DLB: This convention has brought together people who have been fighting to get debate and discussion about these issues. There's probably another 100 or 200 people who are connected and in touch now, whether that's through Tempest or other platforms. I don't know whether that could become strong enough by the next convention, which will be in two years, to reorient the DSA's perspectives,

DSA also has other problems. Its membership growth is declining, which is not to say that the organisation is shrinking, but it's not growing as rapidly as it had been. It has financial problems, as it's a big organisation with declining revenues, as we're recruiting less. Some of the caucuses have behaved in a pretty nasty way, and the very snarky stuff that goes on across social media creates a bad atmosphere. One of the things I loved about DSA when I first joined, around the Sanders campaign in 2016, was that it seemed so wholesome: all these young people discovering socialism, coming together because they wanted to create a socialist society. Now I feel like the viciousness of many of the internal debates makes it much harder to recruit people.

But, I do believe there is a convergence of people around our line of thinking, and I believe we can grow in influence.

DR: Finally then, what's your general assessment of the prospects for DSA across the board? We've focused on international issues, but the convention will also discuss domestic politics. Presumably the convention will also discuss labour strategy, and so on. It's an incredible source of potential – nearly 100,000 members in a socialist organisation, the biggest left group in America since the party of Debs.
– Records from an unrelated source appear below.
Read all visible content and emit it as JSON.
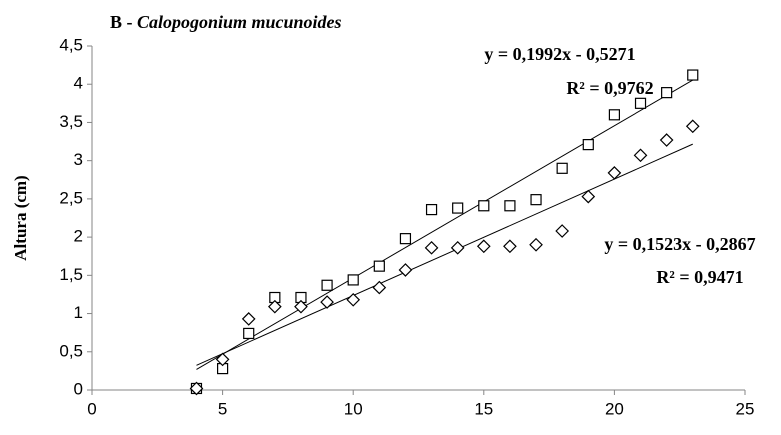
{
  "chart_data": {
    "type": "scatter",
    "title": [
      "B -",
      "Calopogonium mucunoides"
    ],
    "ylabel": "Altura (cm)",
    "xlim": [
      0,
      25
    ],
    "xticks": [
      0,
      5,
      10,
      15,
      20,
      25
    ],
    "ylim": [
      0,
      4.5
    ],
    "yticks": [
      0,
      {
        "value": 0.5,
        "label": "0,5"
      },
      1,
      {
        "value": 1.5,
        "label": "1,5"
      },
      2,
      {
        "value": 2.5,
        "label": "2,5"
      },
      3,
      {
        "value": 3.5,
        "label": "3,5"
      },
      4,
      {
        "value": 4.5,
        "label": "4,5"
      }
    ],
    "series": [
      {
        "marker": "square",
        "color": "#000000",
        "x": [
          4,
          5,
          6,
          7,
          8,
          9,
          10,
          11,
          12,
          13,
          14,
          15,
          16,
          17,
          18,
          19,
          20,
          21,
          22,
          23
        ],
        "values": [
          0.02,
          0.28,
          0.74,
          1.21,
          1.21,
          1.37,
          1.44,
          1.62,
          1.98,
          2.36,
          2.38,
          2.41,
          2.41,
          2.49,
          2.9,
          3.21,
          3.6,
          3.75,
          3.89,
          4.12
        ],
        "trendline": {
          "slope": 0.1992,
          "intercept": -0.5271,
          "label": "y = 0,1992x - 0,5271",
          "r2": 0.9762,
          "r2_label": "R² = 0,9762"
        }
      },
      {
        "marker": "diamond",
        "color": "#000000",
        "x": [
          4,
          5,
          6,
          7,
          8,
          9,
          10,
          11,
          12,
          13,
          14,
          15,
          16,
          17,
          18,
          19,
          20,
          21,
          22,
          23
        ],
        "values": [
          0.02,
          0.4,
          0.93,
          1.09,
          1.09,
          1.15,
          1.18,
          1.34,
          1.57,
          1.86,
          1.86,
          1.88,
          1.88,
          1.9,
          2.08,
          2.53,
          2.84,
          3.07,
          3.27,
          3.45
        ],
        "trendline": {
          "slope": 0.1523,
          "intercept": -0.2867,
          "label": "y = 0,1523x - 0,2867",
          "r2": 0.9471,
          "r2_label": "R² = 0,9471"
        }
      }
    ]
  }
}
It's an exciting development for the global left. But, as you've related, there are some real challenges. So, what are the prospects, and what needs to happen for the potential to be realised?

DLB: DSA currently is maintaining its course. It will come out of this convention still committed to running candidates within the Democratic party, and committed to labour unions, but without any clear analysis of the nature of the labour bureaucracy. That's a key question for socialists. In my tradition we've historically viewed the bureaucracy as a caste. We thought not so much in terms of the “left unions” against the “right unions”, but in terms of the bottom against the top, mobilising the rank-and-file workers to push their leaders forward, or push them aside. DSA doesn't have that view, and I don't see any fundamental changes coming out of this convention.
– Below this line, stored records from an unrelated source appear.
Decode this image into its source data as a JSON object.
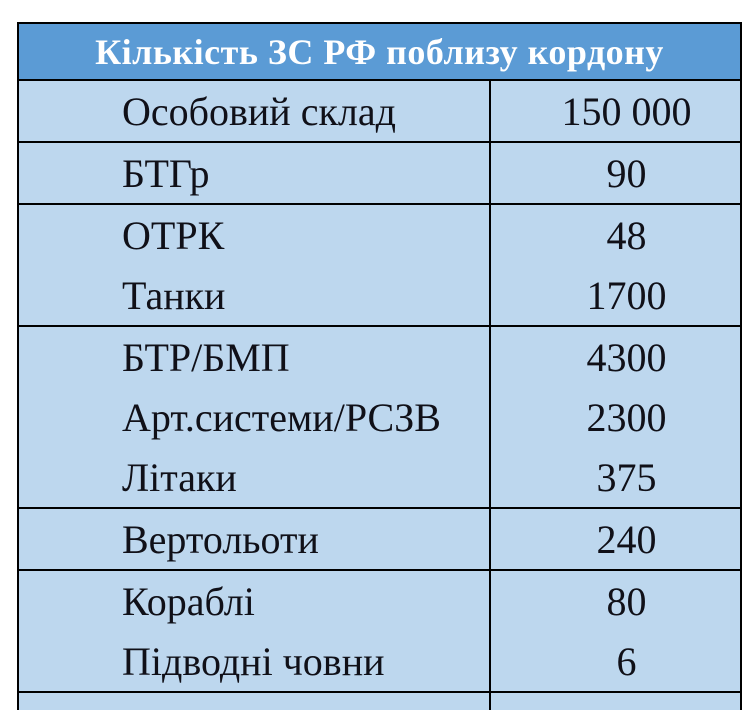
{
  "title": "Кількість ЗС РФ поблизу кордону",
  "colors": {
    "header_bg": "#5B9BD5",
    "header_text": "#FFFFFF",
    "row_bg": "#BDD7EE",
    "border": "#000000",
    "body_text": "#101018"
  },
  "table": {
    "groups": [
      {
        "rows": [
          {
            "label": "Особовий склад",
            "value": "150 000"
          }
        ]
      },
      {
        "rows": [
          {
            "label": "БТГр",
            "value": "90"
          }
        ]
      },
      {
        "rows": [
          {
            "label": "ОТРК",
            "value": "48"
          },
          {
            "label": "Танки",
            "value": "1700"
          }
        ]
      },
      {
        "rows": [
          {
            "label": "БТР/БМП",
            "value": "4300"
          },
          {
            "label": "Арт.системи/РСЗВ",
            "value": "2300"
          },
          {
            "label": "Літаки",
            "value": "375"
          }
        ]
      },
      {
        "rows": [
          {
            "label": "Вертольоти",
            "value": "240"
          }
        ]
      },
      {
        "rows": [
          {
            "label": "Кораблі",
            "value": "80"
          },
          {
            "label": "Підводні човни",
            "value": "6"
          }
        ]
      }
    ]
  }
}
The DSA now doesn't have Sanders' campaigns to look to. We have Alexandra Ocasio-Cortez, who makes excellent statements on many issues. On Cuba, she said “oppose the embargo, but support the democratic protests”, which was a much better statement than I'd expect from someone in her positions.

There are many ongoing crises, including the health crisis. The Democratic party is functioning in a way that has progressive elements, but is certainly not all socialists would want. Trump is not dead, and under the influence of his movement the Republican party is more and more redefined as a racist party, as an anti-science party, and so on. In general, it's hard to read the possibilities for the left in general and for DSA in particular within the broader politics at this moment.

A lot depends on the class struggle. The level of class struggle in the US is remarkably low. We had the phenomenal demonstrations of the Black Lives Matter movement, against racism and police violence, but that did not cohere. No-one called a Black Lives Matter congress. So an ongoing movement with a plan did not emerge out of that. Many groups use the BLM name, and there was a wonderful programme published by people associated with BLM, but no cohered ongoing movement emerged, and in general there is still a low level of struggle. Socialist organisations live in the seas of social struggle, and at the moment the seas are too calm.